Der BMW hat dem Jaguar die bequemeren Sitze voraus

BMW 7er
Das klassische Walnussbrett vorm Kopf ist verschwunden, dafür sorgt die flache Armaturentafel zusammen mit dem serienmäßigen Glasdach für ein luftigeres Raumgefühl – auch im Vergleich zum BMW, dessen Ambiente im Übrigen mehr deutsche Gründlichkeit als exklusives Flair ausstrahlt. Anstelle des Automatikwählhebels wächst beim XJ ein Drehknopf aus der Mittelkonsole (wie beim XF), manuell wird die Sechsstufenautomatik mittels Paddel am Lenkrad bedient. Sekundär-Funktionen werden Jaguar-üblich per Touchscreen abgerufen (mit den bekannten Nachteilen bei Bedienung und Übersichtlichkeit), die Instrumente entpuppen sich als virtuelle Abbildungen auf einem Bildschirm. Ein normaler Wählhebel dagegen für die BMW-Sechsstufenautomatik, iDrive-Bedienung und echte Instrumente. Geschmacksache. Klare Vorteile des BMW sind jedoch die bequemeren Komfortsitze (Option) und der üppigere Kopfraum auf den Rücksitzen. Außerdem kommen die Fondpassagiere leichter rein und raus.
Wir sitzen in der Dieselversion des XJ, die in Deutschland 70 Prozent des Verkaufs ausmachen soll. 76.900 Euro kostet das Vergnügen, den vergleichbaren 730d gibt es für 73.300 Euro. Bei gleicher Ausstattung stehen hier allerdings über 80.000 Euro auf der Rechnung. Langsamfahrkomfort ist übrigens nicht die Stärke des XJ, so steifbeinig, wie er über das Pariser Pflaster stelzt. Der BMW, obgleich auch keine Sänfte, gibt sich da nachgiebiger. Ein Jaguar, der nicht mehr geschmeidig ist? Wir nehmen Kurs in Richtung französische Provinz. Für Sprungkraft sorgt ein V6-Diesel mit 275 PS (600 Nm) wie im XF. Dank Alu-Karosserie wiegt der XJ nicht mehr als sein kleiner Bruder (1796 kg), und das zeigt Wirkung: Schon bescheidene Drehzahlen genügen, um dem BMW (245 PS, 540 Nm, 1940 kg) die Rücklichter zu zeigen, mühelos, ohne akustischen Stress. Noch erstaunlicher: Der 5,12-Meter-Dampfer wechselt die Richtung wie ein Jetski.

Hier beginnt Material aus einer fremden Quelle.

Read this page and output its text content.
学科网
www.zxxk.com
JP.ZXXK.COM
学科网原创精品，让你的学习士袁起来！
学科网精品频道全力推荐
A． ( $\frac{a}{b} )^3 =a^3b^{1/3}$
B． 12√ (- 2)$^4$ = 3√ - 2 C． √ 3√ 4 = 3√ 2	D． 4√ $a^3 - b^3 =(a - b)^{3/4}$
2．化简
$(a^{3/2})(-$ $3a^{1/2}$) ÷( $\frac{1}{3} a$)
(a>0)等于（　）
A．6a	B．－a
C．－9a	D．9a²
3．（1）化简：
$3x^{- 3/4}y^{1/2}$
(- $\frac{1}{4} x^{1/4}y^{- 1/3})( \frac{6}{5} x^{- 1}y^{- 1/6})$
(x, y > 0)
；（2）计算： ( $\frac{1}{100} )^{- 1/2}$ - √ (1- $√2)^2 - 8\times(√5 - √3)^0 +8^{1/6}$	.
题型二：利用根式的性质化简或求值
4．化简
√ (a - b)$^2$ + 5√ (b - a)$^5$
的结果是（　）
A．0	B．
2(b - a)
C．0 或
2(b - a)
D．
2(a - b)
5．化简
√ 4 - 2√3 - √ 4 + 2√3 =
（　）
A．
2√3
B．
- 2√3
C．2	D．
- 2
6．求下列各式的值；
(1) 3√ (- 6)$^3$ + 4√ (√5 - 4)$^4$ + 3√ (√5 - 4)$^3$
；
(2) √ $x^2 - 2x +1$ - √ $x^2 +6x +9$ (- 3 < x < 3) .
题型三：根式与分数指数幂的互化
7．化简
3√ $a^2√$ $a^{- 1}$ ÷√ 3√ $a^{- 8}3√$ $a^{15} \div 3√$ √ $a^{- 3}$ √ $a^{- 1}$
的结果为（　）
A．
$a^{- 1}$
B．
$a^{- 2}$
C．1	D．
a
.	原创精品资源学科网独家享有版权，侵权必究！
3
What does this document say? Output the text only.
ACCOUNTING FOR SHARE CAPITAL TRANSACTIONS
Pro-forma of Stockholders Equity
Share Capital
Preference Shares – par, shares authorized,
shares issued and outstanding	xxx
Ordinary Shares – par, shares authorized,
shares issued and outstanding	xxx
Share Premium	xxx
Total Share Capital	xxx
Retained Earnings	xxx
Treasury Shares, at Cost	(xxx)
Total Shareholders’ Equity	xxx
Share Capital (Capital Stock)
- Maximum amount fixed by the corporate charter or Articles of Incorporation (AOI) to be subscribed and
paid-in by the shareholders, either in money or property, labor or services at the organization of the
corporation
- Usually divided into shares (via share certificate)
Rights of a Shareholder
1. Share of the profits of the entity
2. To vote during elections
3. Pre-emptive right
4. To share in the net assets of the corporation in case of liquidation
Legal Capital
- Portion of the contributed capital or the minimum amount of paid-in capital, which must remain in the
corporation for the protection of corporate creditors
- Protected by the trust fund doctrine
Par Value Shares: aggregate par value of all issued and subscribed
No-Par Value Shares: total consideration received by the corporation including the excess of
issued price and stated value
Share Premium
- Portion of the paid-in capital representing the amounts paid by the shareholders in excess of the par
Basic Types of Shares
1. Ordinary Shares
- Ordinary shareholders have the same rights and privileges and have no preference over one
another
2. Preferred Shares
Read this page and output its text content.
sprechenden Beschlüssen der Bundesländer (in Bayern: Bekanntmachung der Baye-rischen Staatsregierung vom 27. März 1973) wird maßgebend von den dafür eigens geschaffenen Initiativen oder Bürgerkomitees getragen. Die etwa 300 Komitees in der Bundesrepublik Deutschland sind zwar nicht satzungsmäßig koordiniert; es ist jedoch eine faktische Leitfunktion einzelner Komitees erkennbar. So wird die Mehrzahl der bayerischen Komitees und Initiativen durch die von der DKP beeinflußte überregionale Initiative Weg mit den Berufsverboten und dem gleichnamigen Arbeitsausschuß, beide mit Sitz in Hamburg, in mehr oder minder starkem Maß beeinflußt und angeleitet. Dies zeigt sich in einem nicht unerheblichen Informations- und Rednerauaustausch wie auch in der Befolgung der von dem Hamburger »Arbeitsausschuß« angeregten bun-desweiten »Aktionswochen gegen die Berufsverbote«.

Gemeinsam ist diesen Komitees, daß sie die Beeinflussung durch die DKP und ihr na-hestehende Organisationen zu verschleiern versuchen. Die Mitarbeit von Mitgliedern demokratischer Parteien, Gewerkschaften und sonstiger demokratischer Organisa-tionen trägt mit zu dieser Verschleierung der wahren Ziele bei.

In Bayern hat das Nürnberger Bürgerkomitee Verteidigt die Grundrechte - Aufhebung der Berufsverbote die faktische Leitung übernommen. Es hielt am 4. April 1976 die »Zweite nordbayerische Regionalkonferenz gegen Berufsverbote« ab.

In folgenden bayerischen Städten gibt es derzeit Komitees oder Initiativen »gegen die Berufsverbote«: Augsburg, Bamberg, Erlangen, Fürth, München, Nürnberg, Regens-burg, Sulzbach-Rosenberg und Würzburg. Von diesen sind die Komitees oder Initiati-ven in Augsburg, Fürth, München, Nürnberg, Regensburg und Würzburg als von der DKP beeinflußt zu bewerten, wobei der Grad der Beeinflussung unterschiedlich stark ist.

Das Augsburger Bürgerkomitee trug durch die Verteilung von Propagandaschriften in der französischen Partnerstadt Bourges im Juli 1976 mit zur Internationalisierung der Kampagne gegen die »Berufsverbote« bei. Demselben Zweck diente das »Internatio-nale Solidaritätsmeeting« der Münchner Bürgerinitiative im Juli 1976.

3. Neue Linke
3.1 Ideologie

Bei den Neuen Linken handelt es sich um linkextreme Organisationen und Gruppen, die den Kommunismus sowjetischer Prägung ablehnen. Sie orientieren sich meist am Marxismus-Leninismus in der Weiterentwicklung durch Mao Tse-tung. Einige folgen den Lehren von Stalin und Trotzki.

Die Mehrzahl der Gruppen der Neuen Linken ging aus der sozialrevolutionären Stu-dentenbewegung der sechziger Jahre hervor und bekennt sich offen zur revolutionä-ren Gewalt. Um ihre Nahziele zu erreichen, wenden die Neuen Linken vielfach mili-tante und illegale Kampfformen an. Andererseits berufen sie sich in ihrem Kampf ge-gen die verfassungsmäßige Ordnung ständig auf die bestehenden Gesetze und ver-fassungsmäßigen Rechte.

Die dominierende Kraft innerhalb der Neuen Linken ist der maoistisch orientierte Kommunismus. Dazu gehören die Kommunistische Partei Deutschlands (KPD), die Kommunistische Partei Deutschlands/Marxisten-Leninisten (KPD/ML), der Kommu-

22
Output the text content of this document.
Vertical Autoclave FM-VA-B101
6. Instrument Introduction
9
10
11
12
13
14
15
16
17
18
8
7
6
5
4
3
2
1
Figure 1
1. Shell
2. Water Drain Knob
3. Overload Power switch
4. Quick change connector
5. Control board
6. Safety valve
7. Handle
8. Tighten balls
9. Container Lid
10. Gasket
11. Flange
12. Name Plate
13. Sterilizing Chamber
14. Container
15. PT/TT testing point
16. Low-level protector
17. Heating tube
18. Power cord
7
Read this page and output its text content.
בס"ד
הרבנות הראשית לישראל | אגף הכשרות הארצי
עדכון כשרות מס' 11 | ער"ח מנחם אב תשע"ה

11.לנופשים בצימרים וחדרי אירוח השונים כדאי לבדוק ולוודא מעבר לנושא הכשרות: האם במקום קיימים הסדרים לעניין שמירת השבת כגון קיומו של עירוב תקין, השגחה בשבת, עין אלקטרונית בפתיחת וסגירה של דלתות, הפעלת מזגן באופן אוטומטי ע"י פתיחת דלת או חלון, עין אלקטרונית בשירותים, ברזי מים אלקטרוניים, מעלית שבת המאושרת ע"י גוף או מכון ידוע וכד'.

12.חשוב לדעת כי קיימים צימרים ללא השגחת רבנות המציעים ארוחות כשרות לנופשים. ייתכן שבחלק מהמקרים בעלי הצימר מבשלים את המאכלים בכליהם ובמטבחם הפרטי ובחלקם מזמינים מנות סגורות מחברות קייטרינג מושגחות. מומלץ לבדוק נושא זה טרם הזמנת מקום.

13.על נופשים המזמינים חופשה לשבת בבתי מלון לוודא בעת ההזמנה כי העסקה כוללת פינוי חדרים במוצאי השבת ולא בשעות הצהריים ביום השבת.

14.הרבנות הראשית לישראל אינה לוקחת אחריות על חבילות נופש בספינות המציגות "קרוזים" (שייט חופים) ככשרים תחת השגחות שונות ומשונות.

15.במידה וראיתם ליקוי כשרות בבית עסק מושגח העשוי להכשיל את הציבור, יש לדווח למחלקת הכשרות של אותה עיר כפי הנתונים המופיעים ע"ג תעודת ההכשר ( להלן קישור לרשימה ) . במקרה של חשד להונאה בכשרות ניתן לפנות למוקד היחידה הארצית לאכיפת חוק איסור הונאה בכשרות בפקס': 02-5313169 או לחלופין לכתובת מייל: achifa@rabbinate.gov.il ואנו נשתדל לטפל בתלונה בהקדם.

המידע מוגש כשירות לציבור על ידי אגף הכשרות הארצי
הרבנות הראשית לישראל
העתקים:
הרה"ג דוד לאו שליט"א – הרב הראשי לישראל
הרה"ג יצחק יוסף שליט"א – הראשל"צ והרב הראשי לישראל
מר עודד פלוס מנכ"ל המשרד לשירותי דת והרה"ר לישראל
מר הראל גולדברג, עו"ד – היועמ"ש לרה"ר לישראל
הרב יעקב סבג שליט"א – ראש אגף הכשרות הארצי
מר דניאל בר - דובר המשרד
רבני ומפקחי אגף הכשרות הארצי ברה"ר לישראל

In Kurven scheint der Jaguar XJ zu schrumpfen

Jaguar XJ
Die Leichtigkeit, mit der sich das Auto dirigieren lässt, verblüfft, in Kurven scheint der schwere Wagen zu schrumpfen. Nun zeigen sich auch die Vorzüge der straffen Abstimmung. Landstraßen minderer Ordnung nimmt der Jaguar gelassen und ohne große Karosseriebewegungen. Wobei es keinen wesentlichen Unterschied macht, in welchem der beiden Fahrdynamikprogramme gefahren wird. Und der BMW, der Berufs-Dynamiker? Hier und jetzt ist er zweifellos der weniger Fahraktive. Sein Antrieb muss sich mehr anstrengen, was sich auch den Ohren mitteilt. Und in Kurven muss verstärkt hingelangt werden, sein Mehrgewicht kann er nicht verleugnen. Die weichere Federung und die 18-Zoll-Räder (der XJ verfügte über die optionale 20-Zoll-Ausstattung) lassen ihn sanfter abrollen. Aber dafür wälzt er sich bei schneller Fahrt über die welligen Straßen stärker in den Federn – ungeachtet der gewählten Dämpfereinstellung. So ist denn auch die Überraschung am Ende dieser ersten Begegnung perfekt: Platz 1 für den Jaguar XJ – nicht aus Hang zur Historie, sondern aus Freude am Fahren.
Technische Daten BMW 730d Sechszylinder, Turbo, vorn längs • Hubraum 2993 cm³ • Leistung 180 kW (245 PS) bei 4000/ min • max. Drehmoment 540 Nm bei 1750/min • 0–100 km/h 7,2 s • Spitze 245 km/h • EU-Mix 6,8 l Diesel/ 100 km • 178 g CO2/km • Preis ab 73.300 Euro.
Technische Daten Jaguar XJ 3.0D V-Sechszylinder, Turbo, vorn längs • Hubraum 2993 cm³ • Leistung 202 kW (275 PS) bei 4000/min • max. Drehmoment 600 Nm bei 2000/min • 0–100 km/h 6,4 s • Spitze 250 km/h • EU-Mix 7,0 l Diesel/100 km • 184 g CO2/km • Preis ab 76.900 Euro.

Fazit

von

Wolfgang König
Ein XJ-Fahrer ist ein der Masse entrückter Mensch von feinerer Gemütsart – so zumindest sein Image. Wird ihm der neue XJ gerecht? Ich finde schon. Er hat Stil und bietet dazu eine dynamische Dimension, die ihm bisher fehlte. Dass er in dieser Hinsicht sogar dem 7er den Thron streitig macht, habe ich nicht erwartet.